When institutions have been weakened or broken to the point of inability to guarantee that political power respects the rule of law, the citizenry suffers the consequences: we have lost constitutional guarantees to defend our rights. This means that not only democracy has died, but the Republic. We’re in the hands, and subject to the whims, of Bukele’s autocratic regime.

Many of his followers — that is, most Salvadorans — have accepted the president’s explanation defending the self-coup as a democratic expression of popular will. The people demand, they argue, a refounding of the Republic. Bukele said as much in his shameful meeting with representatives of the diplomatic missions, which took place on May 3 but was broadcast (without the permission of those present, with whom he had agreed to a closed-door meeting) on all television stations the next day.

Bukele’s words are the fruit of ignorance, manipulation, or both. Democracy is not merely voting. Democracy is a system of checks and balances, clear rules, and a rule of law guaranteed by institutions above any one person. We elect our representatives to administer and legislate, but also to be accountable to us. Their behavior, duties, and above all, limitations, are set by the judiciary. Those guarantees allow us to exercise our rights, among them free expression and exchange of ideas, without facing persecution or harassment from those who control state institutions.

The family that governs us today doesn’t want that; they want total control. On Wednesday, during the second plenary session under the new legislature, they confirmed to us why they want it: through the approval of a special law for the pandemic response, the president’s party built a barricade of impunity and condemned to death the numerous open investigations into corruption within Ministry of Health. This government wasn’t content with removing those who could prosecute them or declare their new laws unconstitutional. Nuevas Ideas enshrined impunity in the law by securing the ability to take over state resources without having to give account.

Bukele has had all of the popular support and legitimacy to truly clean out the political and institutional system of corruption. It was one of his main campaign pledges. Instead, after evading accountability by any means possible for the billions of dollars allotted in 2020 for pandemic response, and after shielding officials in his administration accused of corruption, he has dismantled the institutions tasked with investigating him and, ultimately, enshrined the new corruption — his own — into law.

It was foreseeable. In the early days of his presidency, even as he upbraided past Arena and FMLN administrations for their corruption, he forged alliances with some of the shadiest figures from those very same governments.

Bukele built his presidency around the idea that he would fight “los mismos de siempre” (the usual suspects), but there’s no longer room for doubt that the family clan that governs us today has exceeded the corruption of their predecessors in terms of the depth of the damage and their lack of shame for doing so.
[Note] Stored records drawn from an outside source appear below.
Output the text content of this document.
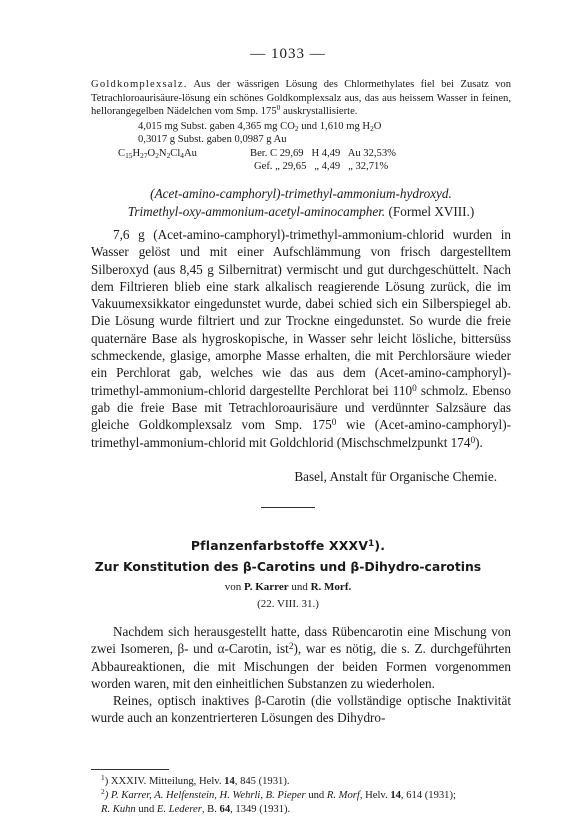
— 1033 —
Goldkomplexsalz. Aus der wässrigen Lösung des Chlormethylates fiel bei Zusatz von Tetrachloroaurisäure-lösung ein schönes Goldkomplexsalz aus, das aus heissem Wasser in feinen, hellorangegelben Nädelchen vom Smp. $175^0$ auskrystallisierte.
4,015 mg Subst. gaben 4,365 mg $CO_2$ und 1,610 mg $H_2O$
0,3017 g Subst. gaben 0,0987 g Au
$C_{15}H_{27}O_2N_2Cl_4Au$	Ber. C 29,69   H 4,49   Au 32,53%
Gef. „ 29,65   „ 4,49   „ 32,71%
(Acet-amino-camphoryl)-trimethyl-ammonium-hydroxyd.
Trimethyl-oxy-ammonium-acetyl-aminocampher. (Formel XVIII.)

7,6 g (Acet-amino-camphoryl)-trimethyl-ammonium-chlorid wurden in Wasser gelöst und mit einer Aufschlämmung von frisch dargestelltem Silberoxyd (aus 8,45 g Silbernitrat) vermischt und gut durchgeschüttelt. Nach dem Filtrieren blieb eine stark alkalisch reagierende Lösung zurück, die im Vakuumexsikkator eingedunstet wurde, dabei schied sich ein Silberspiegel ab. Die Lösung wurde filtriert und zur Trockne eingedunstet. So wurde die freie quaternäre Base als hygroskopische, in Wasser sehr leicht lösliche, bittersüss schmeckende, glasige, amorphe Masse erhalten, die mit Perchlorsäure wieder ein Perchlorat gab, welches wie das aus dem (Acet-amino-camphoryl)-trimethyl-ammonium-chlorid dargestellte Perchlorat bei $110^0$ schmolz. Ebenso gab die freie Base mit Tetrachloroaurisäure und verdünnter Salzsäure das gleiche Goldkomplexsalz vom Smp. $175^0$ wie (Acet-amino-camphoryl)-trimethyl-ammonium-chlorid mit Goldchlorid (Mischschmelzpunkt $174^0$).

Basel, Anstalt für Organische Chemie.
Pflanzenfarbstoffe XXXV$^1$).
Zur Konstitution des β-Carotins und β-Dihydro-carotins
von P. Karrer und R. Morf.
(22. VIII. 31.)

Nachdem sich herausgestellt hatte, dass Rübencarotin eine Mischung von zwei Isomeren, β- und α-Carotin, ist$^2$), war es nötig, die s. Z. durchgeführten Abbaureaktionen, die mit Mischungen der beiden Formen vorgenommen worden waren, mit den einheitlichen Substanzen zu wiederholen.

Reines, optisch inaktives β-Carotin (die vollständige optische Inaktivität wurde auch an konzentrierteren Lösungen des Dihydro-

$^1$) XXXIV. Mitteilung, Helv. 14, 845 (1931).
$^2$) P. Karrer, A. Helfenstein, H. Wehrli, B. Pieper und R. Morf, Helv. 14, 614 (1931);
R. Kuhn und E. Lederer, B. 64, 1349 (1931).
Passing a law of impunity for purchases with public funds, just four days after taking control of the legislature, mocks the public, especially those who believed their promises.
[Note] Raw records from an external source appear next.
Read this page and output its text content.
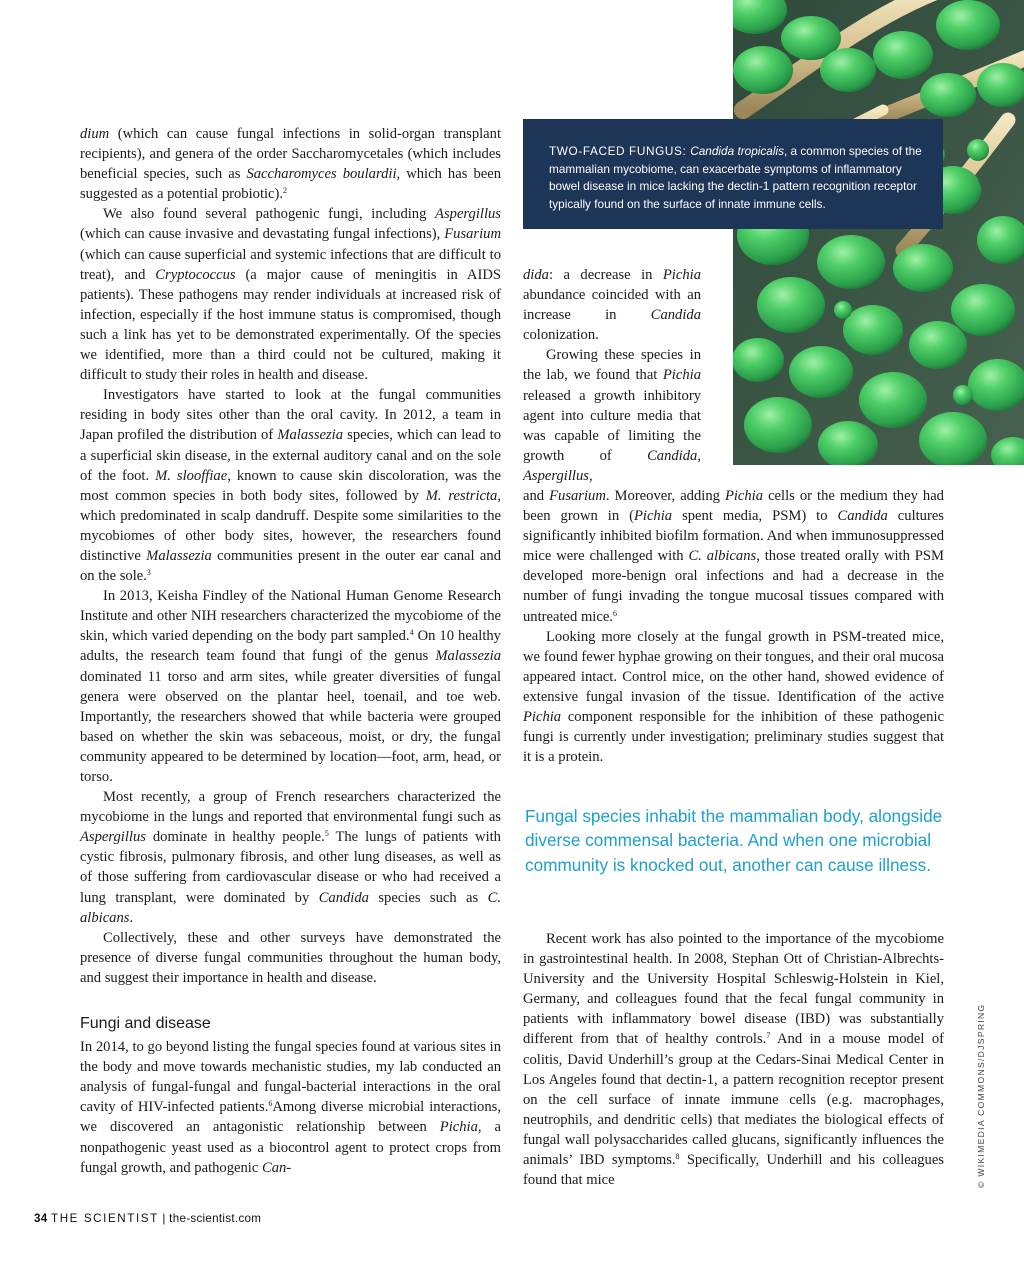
TWO-FACED FUNGUS: Candida tropicalis, a common species of the mammalian mycobiome, can exacerbate symptoms of inflammatory bowel disease in mice lacking the dectin-1 pattern recognition receptor typically found on the surface of innate immune cells.

dium (which can cause fungal infections in solid-organ transplant recipients), and genera of the order Saccharomycetales (which includes beneficial species, such as Saccharomyces boulardii, which has been suggested as a potential probiotic).$^2$

We also found several pathogenic fungi, including Aspergillus (which can cause invasive and devastating fungal infections), Fusarium (which can cause superficial and systemic infections that are difficult to treat), and Cryptococcus (a major cause of meningitis in AIDS patients). These pathogens may render individuals at increased risk of infection, especially if the host immune status is compromised, though such a link has yet to be demonstrated experimentally. Of the species we identified, more than a third could not be cultured, making it difficult to study their roles in health and disease.

Investigators have started to look at the fungal communities residing in body sites other than the oral cavity. In 2012, a team in Japan profiled the distribution of Malassezia species, which can lead to a superficial skin disease, in the external auditory canal and on the sole of the foot. M. slooffiae, known to cause skin discoloration, was the most common species in both body sites, followed by M. restricta, which predominated in scalp dandruff. Despite some similarities to the mycobiomes of other body sites, however, the researchers found distinctive Malassezia communities present in the outer ear canal and on the sole.$^3$

In 2013, Keisha Findley of the National Human Genome Research Institute and other NIH researchers characterized the mycobiome of the skin, which varied depending on the body part sampled.$^4$ On 10 healthy adults, the research team found that fungi of the genus Malassezia dominated 11 torso and arm sites, while greater diversities of fungal genera were observed on the plantar heel, toenail, and toe web. Importantly, the researchers showed that while bacteria were grouped based on whether the skin was sebaceous, moist, or dry, the fungal community appeared to be determined by location—foot, arm, head, or torso.

Most recently, a group of French researchers characterized the mycobiome in the lungs and reported that environmental fungi such as Aspergillus dominate in healthy people.$^5$ The lungs of patients with cystic fibrosis, pulmonary fibrosis, and other lung diseases, as well as of those suffering from cardiovascular disease or who had received a lung transplant, were dominated by Candida species such as C. albicans.

Collectively, these and other surveys have demonstrated the presence of diverse fungal communities throughout the human body, and suggest their importance in health and disease.

Fungi and disease

In 2014, to go beyond listing the fungal species found at various sites in the body and move towards mechanistic studies, my lab conducted an analysis of fungal-fungal and fungal-bacterial interactions in the oral cavity of HIV-infected patients.$^6$Among diverse microbial interactions, we discovered an antagonistic relationship between Pichia, a nonpathogenic yeast used as a biocontrol agent to protect crops from fungal growth, and pathogenic Can-

dida: a decrease in Pichia abundance coincided with an increase in Candida colonization.

Growing these species in the lab, we found that Pichia released a growth inhibitory agent into culture media that was capable of limiting the growth of Candida, Aspergillus,

and Fusarium. Moreover, adding Pichia cells or the medium they had been grown in (Pichia spent media, PSM) to Candida cultures significantly inhibited biofilm formation. And when immunosuppressed mice were challenged with C. albicans, those treated orally with PSM developed more-benign oral infections and had a decrease in the number of fungi invading the tongue mucosal tissues compared with untreated mice.$^6$

Looking more closely at the fungal growth in PSM-treated mice, we found fewer hyphae growing on their tongues, and their oral mucosa appeared intact. Control mice, on the other hand, showed evidence of extensive fungal invasion of the tissue. Identification of the active Pichia component responsible for the inhibition of these pathogenic fungi is currently under investigation; preliminary studies suggest that it is a protein.

Fungal species inhabit the mammalian body, alongside diverse commensal bacteria. And when one microbial community is knocked out, another can cause illness.

Recent work has also pointed to the importance of the mycobiome in gastrointestinal health. In 2008, Stephan Ott of Christian-Albrechts-University and the University Hospital Schleswig-Holstein in Kiel, Germany, and colleagues found that the fecal fungal community in patients with inflammatory bowel disease (IBD) was substantially different from that of healthy controls.$^7$ And in a mouse model of colitis, David Underhill’s group at the Cedars-Sinai Medical Center in Los Angeles found that dectin-1, a pattern recognition receptor present on the cell surface of innate immune cells (e.g. macrophages, neutrophils, and dendritic cells) that mediates the biological effects of fungal wall polysaccharides called glucans, significantly influences the animals’ IBD symptoms.$^8$ Specifically, Underhill and his colleagues found that mice	© WIKIMEDIA COMMONS/DJSPRING
34 THE SCIENTIST | the-scientist.com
No authority figure or institution can now impede Nayib Bukele from continuing to build a regime of authoritarianism and impunity. Only an empowered public and the forceful, sustained condemnations of the international community can protect us today from the abuse and arbitrariness of absolute power.
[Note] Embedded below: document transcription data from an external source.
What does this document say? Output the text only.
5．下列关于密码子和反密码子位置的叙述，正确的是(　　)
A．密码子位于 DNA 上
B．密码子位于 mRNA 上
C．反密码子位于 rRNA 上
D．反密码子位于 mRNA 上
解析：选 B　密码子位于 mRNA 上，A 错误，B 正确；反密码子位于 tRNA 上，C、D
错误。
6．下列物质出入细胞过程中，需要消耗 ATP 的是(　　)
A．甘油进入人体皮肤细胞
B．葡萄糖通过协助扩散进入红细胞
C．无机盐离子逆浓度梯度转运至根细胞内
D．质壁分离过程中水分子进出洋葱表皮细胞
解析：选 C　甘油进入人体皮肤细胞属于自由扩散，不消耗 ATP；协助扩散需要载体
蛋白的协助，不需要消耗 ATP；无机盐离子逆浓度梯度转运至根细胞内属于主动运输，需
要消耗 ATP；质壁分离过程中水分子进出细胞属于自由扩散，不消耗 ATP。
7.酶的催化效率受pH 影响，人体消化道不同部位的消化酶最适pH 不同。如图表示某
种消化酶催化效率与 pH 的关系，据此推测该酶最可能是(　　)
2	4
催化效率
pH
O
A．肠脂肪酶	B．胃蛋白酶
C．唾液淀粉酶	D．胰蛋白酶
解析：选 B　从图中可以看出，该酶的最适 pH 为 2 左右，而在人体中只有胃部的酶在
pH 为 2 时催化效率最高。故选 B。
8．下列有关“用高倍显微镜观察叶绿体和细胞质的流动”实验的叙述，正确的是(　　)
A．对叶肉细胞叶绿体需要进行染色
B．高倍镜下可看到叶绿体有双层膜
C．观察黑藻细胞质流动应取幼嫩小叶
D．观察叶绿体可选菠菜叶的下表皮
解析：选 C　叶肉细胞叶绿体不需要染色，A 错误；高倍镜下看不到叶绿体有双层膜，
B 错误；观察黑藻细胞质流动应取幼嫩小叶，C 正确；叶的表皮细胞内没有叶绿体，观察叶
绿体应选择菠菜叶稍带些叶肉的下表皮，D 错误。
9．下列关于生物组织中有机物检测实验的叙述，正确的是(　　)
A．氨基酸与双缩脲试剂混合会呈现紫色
Bukele is killing the Republic. All of those serving him today, from the Assembly to the ministers, as well as the attorney general, police, and the vice president, are his accomplices.

Nayib Bukele is no longer bound by law. And to the extent there are laws, they will be disregarded, eliminated or rewritten. He is the law. Perhaps millions of Salvadorans haven’t yet realized it, but this is how a republic dies and a dictatorial regime is born.